During the play-off semi-final at Millwall in May 2002, violence erupted after the game. Sergeant Russell Lamb of the Metropolitan Police Service, a veteran of the May Day and Poll Tax riots, described this as the worst violence he had ever experienced.

Fifteen people were arrested in October 2002 in a series of dawn raids in connection with serious disorders committed in the Rocky Lane area of Aston before the game between Aston Villa and Birmingham City in September 2002.

Fourteen Birmingham hooligans received banning orders in 2006 following violent clashes on 27 March 2004 in North London. In February 2006 police were attacked as fighting broke out in Stoke-on-Trent after an FA Cup match between Stoke City and Birmingham City. The trouble in the Britannia Stadium started when a group of about 200 Birmingham fans tore down fencing separating them from Stoke fans. As fans left the ground, the police faced what a senior police officer described as “extreme violence” from both Birmingham and Stoke fans. In November 2006 a planned launch of the book Villains about the various Aston Villa hooligan firms, which included details of clashes with the Zulus, which was due to be held at Sensations Club in the Balsall Heath area of Birmingham, had to be cancelled due to threats that members of The Zulus would turn up and cause trouble at the event. The Zulus were said to have taken exception to the launch of the book and the presence of rivals on what they considered “their territory”.
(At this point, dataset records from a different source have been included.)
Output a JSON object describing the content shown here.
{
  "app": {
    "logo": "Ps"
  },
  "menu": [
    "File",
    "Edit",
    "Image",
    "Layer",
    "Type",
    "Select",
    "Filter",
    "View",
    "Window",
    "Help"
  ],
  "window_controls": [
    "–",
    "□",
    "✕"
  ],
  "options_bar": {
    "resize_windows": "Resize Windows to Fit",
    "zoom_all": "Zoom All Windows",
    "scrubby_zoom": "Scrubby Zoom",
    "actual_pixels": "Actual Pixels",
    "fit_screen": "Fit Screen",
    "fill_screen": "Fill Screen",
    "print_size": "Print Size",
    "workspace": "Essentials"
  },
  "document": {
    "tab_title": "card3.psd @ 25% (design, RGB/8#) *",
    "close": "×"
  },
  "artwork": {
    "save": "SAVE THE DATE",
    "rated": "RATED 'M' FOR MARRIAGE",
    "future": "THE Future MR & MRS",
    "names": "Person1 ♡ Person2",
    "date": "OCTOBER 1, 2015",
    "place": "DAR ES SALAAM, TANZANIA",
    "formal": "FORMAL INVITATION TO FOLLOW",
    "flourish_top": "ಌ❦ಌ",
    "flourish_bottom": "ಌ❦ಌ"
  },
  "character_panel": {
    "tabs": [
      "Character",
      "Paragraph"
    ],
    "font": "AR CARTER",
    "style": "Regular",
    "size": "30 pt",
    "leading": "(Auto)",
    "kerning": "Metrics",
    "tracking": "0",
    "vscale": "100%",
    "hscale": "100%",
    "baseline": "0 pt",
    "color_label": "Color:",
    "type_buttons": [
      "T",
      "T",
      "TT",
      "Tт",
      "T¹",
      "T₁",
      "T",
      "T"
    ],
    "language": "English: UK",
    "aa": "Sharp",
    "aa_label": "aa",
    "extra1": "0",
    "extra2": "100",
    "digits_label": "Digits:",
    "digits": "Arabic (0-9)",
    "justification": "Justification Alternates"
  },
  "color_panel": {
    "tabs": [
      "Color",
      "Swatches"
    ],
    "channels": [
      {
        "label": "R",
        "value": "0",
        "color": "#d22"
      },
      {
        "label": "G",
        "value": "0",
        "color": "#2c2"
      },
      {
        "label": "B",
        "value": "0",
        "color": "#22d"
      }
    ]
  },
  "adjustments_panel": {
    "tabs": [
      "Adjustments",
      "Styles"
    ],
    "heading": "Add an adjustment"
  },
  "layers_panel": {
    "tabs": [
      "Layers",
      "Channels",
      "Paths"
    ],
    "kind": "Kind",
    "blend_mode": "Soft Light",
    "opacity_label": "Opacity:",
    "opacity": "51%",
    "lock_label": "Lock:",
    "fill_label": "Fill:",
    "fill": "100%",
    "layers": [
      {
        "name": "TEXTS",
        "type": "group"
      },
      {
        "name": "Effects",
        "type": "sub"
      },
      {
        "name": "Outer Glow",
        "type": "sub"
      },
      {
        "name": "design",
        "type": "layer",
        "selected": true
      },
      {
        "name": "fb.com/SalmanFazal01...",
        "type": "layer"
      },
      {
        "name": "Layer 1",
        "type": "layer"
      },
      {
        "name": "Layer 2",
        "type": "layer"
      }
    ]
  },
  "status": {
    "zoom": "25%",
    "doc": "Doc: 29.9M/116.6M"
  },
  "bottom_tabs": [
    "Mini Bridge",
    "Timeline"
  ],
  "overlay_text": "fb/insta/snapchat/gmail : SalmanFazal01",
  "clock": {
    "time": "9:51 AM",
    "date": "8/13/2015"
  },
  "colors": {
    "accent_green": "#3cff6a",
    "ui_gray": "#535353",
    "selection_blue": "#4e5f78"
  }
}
In September 2007 five Birmingham hooligans were jailed for up to eight months and one given a suspended sentence for their part in violence at a match in which a steward lost the sight in one eye. The previous month, Birmingham City fans had started ripping up seats in the away end and throwing them as well as coins and a lump of concrete during a match against Cardiff City at Ninian Park in Cardiff. One missile hit a steward in the face causing him to lose the sight in his left eye. In a statement to the court, the steward said, “They paid no regard to the terrified men, women and children around them.” Other stewards were also hit and families with children fled the ground as the violence broke out. One Birmingham City fan was struck on the head with a £2 coin. He said, “The behaviour of our fans was appalling.”

They are known to clash in particular with Millwall, Stoke City, Aston Villa, Wolverhampton Wanderers, Cardiff City and West Ham.

Recently there has been some animosity between Birmingham Fans and Manchester United Fans, where Sir Alex Ferguson described St Andrews as the most intimidating place he has taken his Man United team. This rivalry was first formed in 1982 when playing away at Man city, when the Birmingham hooligans ran into their firm know the Guvnors, so the Birmingham firm Apex (the name before the Zulus) formed a line and though outnumbered went toe to toe with them, when a Blues fan shouted Zulu the name stuck from there on.

1st December 2010 Aston Villa arrived at St Andrew’s for the League Cup Quarter Final Birmingham beat their rivals for the first time since March 2005 after the match Birmingham fans invaded the pitch to confront the Villa fans missiles were thrown followed by flares in the end 14 people were injured.

In popular culture

The Zulus have also seen offshoot gangs created such as the Brew Crew and the Junior Business Boys. They have featured in the 2005 film Green Street. The match shown in the film is supposedly between West Ham United F.C. and Birmingham City with a fight after the match between the Zulus and the Green Street Elite (GSE), the name used in the film for the Inter City Firm (ICF). The Zulus were also featured in a minor role in the 1988 film, The Firm. The Zulus have also been featured in the documentary series The Real Football Factories on Bravo.